The ruling is likely to be of particular relevance to mis-selling cases, for example in the financial sector. It may provide another potential avenue of challenge for dissatisfied investors. However, Lord Justice Lewison went out of his way to note that “It will always be open to a contracting party seeking to rely on such a clause to establish that it was reasonable: and in cases involving the sale of complex financial products to sophisticated investors it may well be”. This clarification is useful but parties should carefully consider their non-reliance wording, in the commercial context that it is used, to make sure it is defensible. Market practice is likely to be an important factor in this regard. This assessment will be particularly important when dealing with less sophisticated counterparties. The onus will be on the party relying on the clause to show it is reasonable.
It is also worth noting that even if a non-reliance clause is not effective to exclude liability, it may still be of evidential assistance in fighting a misrepresentation claim. This is the case where non-reliance wording is included in a document that precedes the formation of the contract (such as a term sheet or information memorandum). Lord Justice Leggatt pointed out that a court could take such wording into account in assessing whether there was in fact a misrepresentation and whether it was relied on. If a party has been told that it cannot rely on the information it will be harder for them to prove that they in fact did.

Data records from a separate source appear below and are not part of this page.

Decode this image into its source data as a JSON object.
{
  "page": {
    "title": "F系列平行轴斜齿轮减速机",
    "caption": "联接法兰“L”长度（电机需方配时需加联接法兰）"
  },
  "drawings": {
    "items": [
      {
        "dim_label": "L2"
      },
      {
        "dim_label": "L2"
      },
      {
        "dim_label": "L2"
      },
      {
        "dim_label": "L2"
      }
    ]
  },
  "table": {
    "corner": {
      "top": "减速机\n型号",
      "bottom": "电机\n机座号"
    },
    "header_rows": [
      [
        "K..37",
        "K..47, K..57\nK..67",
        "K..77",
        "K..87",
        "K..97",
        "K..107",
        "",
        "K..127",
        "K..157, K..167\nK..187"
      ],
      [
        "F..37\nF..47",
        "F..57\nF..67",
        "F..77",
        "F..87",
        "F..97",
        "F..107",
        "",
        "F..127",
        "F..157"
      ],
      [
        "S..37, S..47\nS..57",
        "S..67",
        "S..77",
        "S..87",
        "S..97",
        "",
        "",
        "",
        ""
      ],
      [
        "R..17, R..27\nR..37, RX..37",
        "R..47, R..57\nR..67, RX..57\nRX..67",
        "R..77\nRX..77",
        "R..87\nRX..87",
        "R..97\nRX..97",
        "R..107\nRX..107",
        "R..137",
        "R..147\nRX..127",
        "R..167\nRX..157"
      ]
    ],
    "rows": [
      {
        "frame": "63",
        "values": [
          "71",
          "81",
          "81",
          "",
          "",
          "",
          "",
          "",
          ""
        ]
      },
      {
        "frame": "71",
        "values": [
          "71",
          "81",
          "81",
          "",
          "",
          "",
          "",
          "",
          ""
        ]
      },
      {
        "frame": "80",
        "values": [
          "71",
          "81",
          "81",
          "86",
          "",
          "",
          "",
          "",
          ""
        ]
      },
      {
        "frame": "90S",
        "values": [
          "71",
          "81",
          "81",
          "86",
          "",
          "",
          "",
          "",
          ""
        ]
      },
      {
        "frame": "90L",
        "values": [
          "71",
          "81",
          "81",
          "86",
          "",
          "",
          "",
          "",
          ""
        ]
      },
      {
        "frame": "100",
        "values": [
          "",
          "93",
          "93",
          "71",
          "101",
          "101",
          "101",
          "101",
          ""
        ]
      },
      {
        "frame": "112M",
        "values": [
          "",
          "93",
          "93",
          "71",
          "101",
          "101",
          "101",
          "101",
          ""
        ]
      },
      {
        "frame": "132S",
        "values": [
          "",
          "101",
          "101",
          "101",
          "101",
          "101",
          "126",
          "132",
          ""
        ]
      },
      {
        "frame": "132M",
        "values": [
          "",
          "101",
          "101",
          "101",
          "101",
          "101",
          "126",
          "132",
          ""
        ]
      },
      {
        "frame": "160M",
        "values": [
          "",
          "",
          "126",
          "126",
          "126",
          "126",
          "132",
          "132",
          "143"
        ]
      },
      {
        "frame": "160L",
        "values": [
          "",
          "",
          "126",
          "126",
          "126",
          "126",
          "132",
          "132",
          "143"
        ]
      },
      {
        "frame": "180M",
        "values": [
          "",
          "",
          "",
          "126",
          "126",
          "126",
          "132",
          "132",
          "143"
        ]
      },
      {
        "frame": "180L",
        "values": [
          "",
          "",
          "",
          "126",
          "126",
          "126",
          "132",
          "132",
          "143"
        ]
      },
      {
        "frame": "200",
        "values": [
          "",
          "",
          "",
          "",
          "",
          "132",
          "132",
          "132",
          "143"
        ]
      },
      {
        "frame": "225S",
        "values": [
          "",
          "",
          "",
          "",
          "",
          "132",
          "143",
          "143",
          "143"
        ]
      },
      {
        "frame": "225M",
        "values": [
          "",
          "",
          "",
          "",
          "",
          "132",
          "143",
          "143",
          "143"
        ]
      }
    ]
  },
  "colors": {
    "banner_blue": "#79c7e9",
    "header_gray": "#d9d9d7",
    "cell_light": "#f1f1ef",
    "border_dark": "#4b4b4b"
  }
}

Finally, the case is also a pertinent reminder that when trying to limit or exclude your liability very clear drafting of the exclusion is important. The trustee landlords should have explicitly referred non-contractual liabilities when limiting their liability to the trust assets. Meanwhile, Lord Justice Leggatt also expressed some doubt as to whether using the formulation “acknowledges” in the non-reliance clause was effective to clearly express an intention to give up any right to assert that it relied on a representation. This view appears to conflict with the Court of Appeal's decision in Springwell v JP Morgan and so should be treated with caution. However, given that you cannot avoid being subject to the reasonableness test, there is no reason not to draft the clause explicitly.